Characterizing and measuring bias in sequence data

Michael G Ross et al. Genome Biol. 2013.

Abstract

Background: DNA sequencing technologies deviate from the ideal uniform distribution of reads. These biases impair scientific and medical applications. Accordingly, we have developed computational methods for discovering, describing and measuring bias.

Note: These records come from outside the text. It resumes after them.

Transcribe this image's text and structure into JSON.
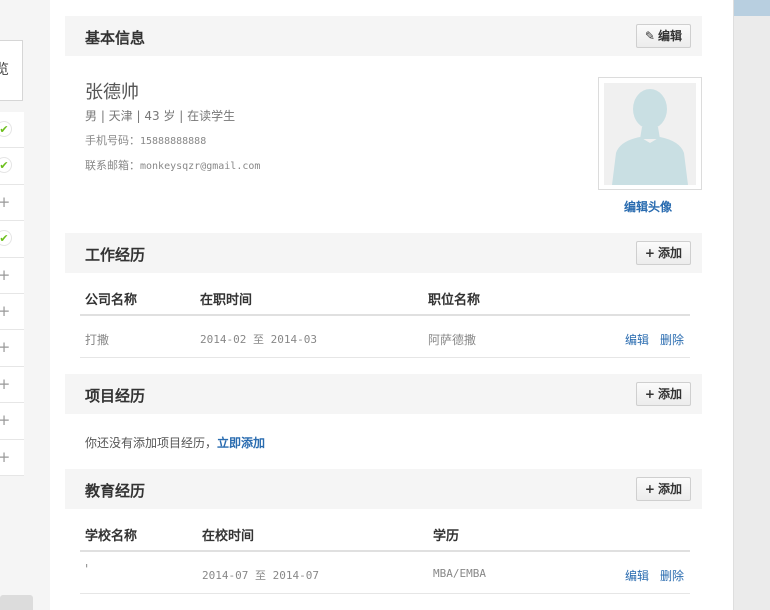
{
  "left_rail": {
    "card_text": "览",
    "items": [
      {
        "state": "check",
        "glyph": "✔"
      },
      {
        "state": "check",
        "glyph": "✔"
      },
      {
        "state": "plus",
        "glyph": "+"
      },
      {
        "state": "check",
        "glyph": "✔"
      },
      {
        "state": "plus",
        "glyph": "+"
      },
      {
        "state": "plus",
        "glyph": "+"
      },
      {
        "state": "plus",
        "glyph": "+"
      },
      {
        "state": "plus",
        "glyph": "+"
      },
      {
        "state": "plus",
        "glyph": "+"
      },
      {
        "state": "plus",
        "glyph": "+"
      }
    ]
  },
  "basic": {
    "title": "基本信息",
    "edit_label": "编辑",
    "edit_icon": "✎",
    "name": "张德帅",
    "meta": "男 | 天津 | 43 岁 | 在读学生",
    "phone_label": "手机号码：",
    "phone": "15888888888",
    "email_label": "联系邮箱：",
    "email": "monkeysqzr@gmail.com",
    "avatar_edit": "编辑头像"
  },
  "work": {
    "title": "工作经历",
    "add_label": "添加",
    "add_icon": "+",
    "headers": [
      "公司名称",
      "在职时间",
      "职位名称"
    ],
    "rows": [
      {
        "company": "打撒",
        "period": "2014-02 至 2014-03",
        "position": "阿萨德撒",
        "edit": "编辑",
        "delete": "删除"
      }
    ]
  },
  "project": {
    "title": "项目经历",
    "add_label": "添加",
    "add_icon": "+",
    "empty_text": "你还没有添加项目经历，",
    "empty_link": "立即添加"
  },
  "education": {
    "title": "教育经历",
    "add_label": "添加",
    "add_icon": "+",
    "headers": [
      "学校名称",
      "在校时间",
      "学历"
    ],
    "rows": [
      {
        "school": "'",
        "period": "2014-07 至 2014-07",
        "degree": "MBA/EMBA",
        "edit": "编辑",
        "delete": "删除"
      }
    ]
  },
  "colors": {
    "link": "#2a6cb0",
    "check": "#6cbf1c",
    "section_bg": "#f5f5f5"
  }
}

Results: We applied these methods to the Illumina, Ion Torrent, Pacific Biosciences and Complete Genomics sequencing platforms, using data from human and from a set of microbes with diverse base compositions. As in previous work, library construction conditions significantly influence sequencing bias. Pacific Biosciences coverage levels are the least biased, followed by Illumina, although all technologies exhibit error-rate biases in high- and low-GC regions and at long homopolymer runs. The GC-rich regions prone to low coverage include a number of human promoters, so we therefore catalog 1,000 that were exceptionally resistant to sequencing. Our results indicate that combining data from two technologies can reduce coverage bias if the biases in the component technologies are complementary and of similar magnitude. Analysis of Illumina data representing 120-fold coverage of a well-studied human sample reveals that 0.20% of the autosomal genome was covered at less than 10% of the genome-wide average. Excluding locations that were similar to known bias motifs or likely due to sample-reference variations left only 0.045% of the autosomal genome with unexplained poor coverage.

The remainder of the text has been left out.